Yet another music biopic that feels about as deep as a children’s picture book, A Complete Unknown is based on Elijah Wald’s history Dylan Goes Electric! Newport, Seeger, Dylan, and the Night That Split the Sixties. The movie takes in the period from 1961, when Bob Dylan (Timothée Chalamet) first arrives in New York, to 1965, when he plays his electric set at the Newport Folk Festival. Through it all, director James Mangold punctuates the passage of time with news clips about the Cuban Missile Crisis and John F. Kennedy’s assassination. All that’s missing is Jenna Fischer saying, “The ’60s are an important and exciting time.”

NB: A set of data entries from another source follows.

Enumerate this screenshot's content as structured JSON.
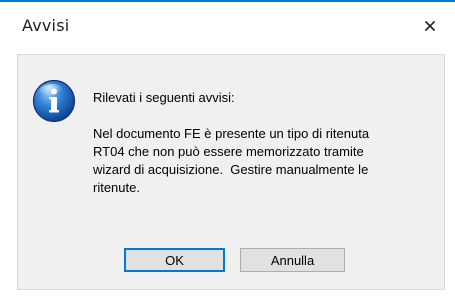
{
  "dialog": {
    "title": "Avvisi",
    "close_icon": "close-icon",
    "icon": "info-icon",
    "heading": "Rilevati i seguenti avvisi:",
    "message_lines": [
      "Nel documento FE è presente un tipo di ritenuta",
      "RT04 che non può essere memorizzato tramite",
      "wizard di acquisizione.  Gestire manualmente le",
      "ritenute."
    ],
    "ok_label": "OK",
    "cancel_label": "Annulla"
  },
  "colors": {
    "accent": "#0078d7",
    "content_background": "#f0f0f0",
    "button_face": "#e1e1e1"
  }
}
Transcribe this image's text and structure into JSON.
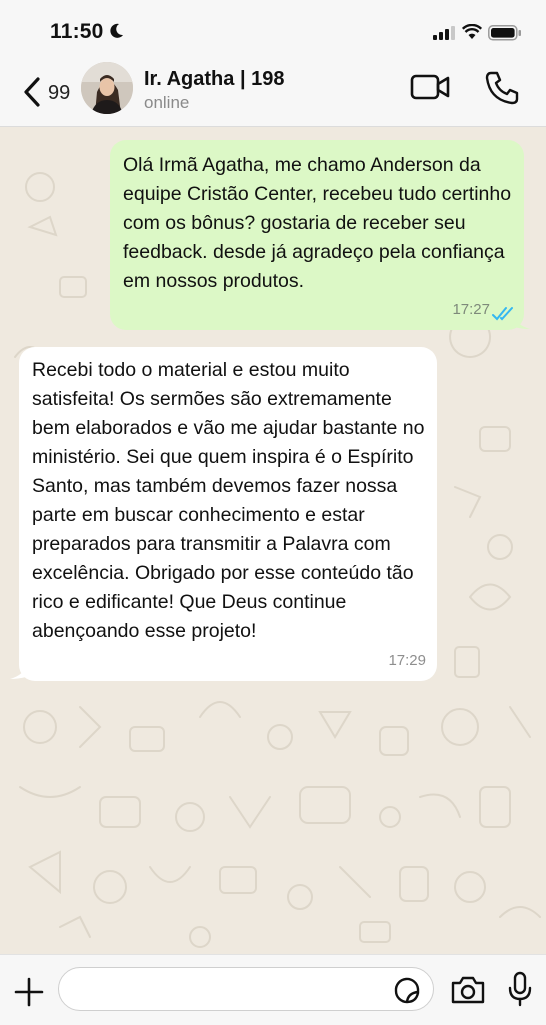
{
  "status_bar": {
    "time": "11:50",
    "moon_icon": "moon-icon",
    "signal_icon": "cellular-signal-icon",
    "wifi_icon": "wifi-icon",
    "battery_icon": "battery-icon"
  },
  "header": {
    "back_count": "99",
    "contact_name": "Ir. Agatha | 198",
    "contact_status": "online",
    "video_icon": "video-call-icon",
    "call_icon": "phone-call-icon"
  },
  "messages": [
    {
      "direction": "outgoing",
      "text": "Olá Irmã Agatha, me chamo Anderson da equipe Cristão Center, recebeu tudo certinho com os bônus? gostaria de receber seu feedback. desde já agradeço pela confiança em nossos produtos.",
      "time": "17:27",
      "read_status": "read",
      "tick_color": "#34b7f1"
    },
    {
      "direction": "incoming",
      "text": "Recebi todo o material e estou muito satisfeita! Os sermões são extremamente bem elaborados e vão me ajudar bastante no ministério. Sei que quem inspira é o Espírito Santo, mas também devemos fazer nossa parte em buscar conhecimento e estar preparados para transmitir a Palavra com excelência. Obrigado por esse conteúdo tão rico e edificante! Que Deus continue abençoando esse projeto!",
      "time": "17:29"
    }
  ],
  "input_bar": {
    "placeholder": "",
    "value": "",
    "plus_icon": "plus-icon",
    "sticker_icon": "sticker-icon",
    "camera_icon": "camera-icon",
    "mic_icon": "microphone-icon"
  },
  "colors": {
    "outgoing_bubble": "#dcf8c6",
    "incoming_bubble": "#ffffff",
    "chat_background": "#efe9df"
  }
}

Okay, so the movie is aware enough to know that Dylan’s whole stage persona — the hair, the sunglasses, the nasal singing, the patches of gibberish in his lyrics — was a carefully constructed act to remain masked and anonymous. (So was the movie by that title that Dylan directed.) Todd Haynes’ I’m Not There knew the same thing and was more interesting on the subject of Dylan’s essential inscrutability. Dylan’s relationship with Suze Rotolo, whose name here is changed to Sylvie Russo (Elle Fanning), isn’t even tissue-thin, and at least when he cheats on her with Joan Baez (Monica Barbaro), we can see it’s because of Joan’s musical talent. While I’m on the subject, the movie has an opportunity here to make Joan something other than the long-suffering girlfriend archetype you find in these films, because Joan has her own busy career to work on, but that comes to little.
As was the case with Mangold’s Walk the Line, the movie has terrific musical performances from its actors, with Chalamet doing a worthy impression of the man, especially in “It’s All Over Now, Baby Blue.” (Although if Wonka hadn’t come out last year, his singing ability would be more of a surprise.) Edward Norton portrays Pete Seeger and captures something of the older folk singer’s florid optimism, and Barbaro (who made quite a different impression portraying a Navy fighter pilot in Top Gun: Maverick) sings with a Baez-like radiant purity on “Silver Dagger.” This still feels like some jukebox musical the way the film runs through these songs without regard for dramatic context. The only time the music and the drama enhance each other is during Bob and Joan’s acrimonious breakup, when they duet on “It Ain’t Me, Babe” and the audience and Sylvie can both pick up on the tension between them.
The atmosphere of Dylan’s performance at Newport, with the folkie purists throwing garbage on the stage, is well re-created, but the movie still can’t convince us in 2024 that the controversy over him playing electric instruments was something other than a teacup-sized tempest. A Mighty Wind and Inside Llewyn Davis were both better at puncturing the pretensions of the folk crowd, and Walk the Line at least situated its subject within a larger musical landscape. Beyond the Dylan songs themselves, A Complete Unknown gives us little idea about what made the music star into such a great American artist. You might as well buy a greatest-hits album, or the movie’s soundtrack.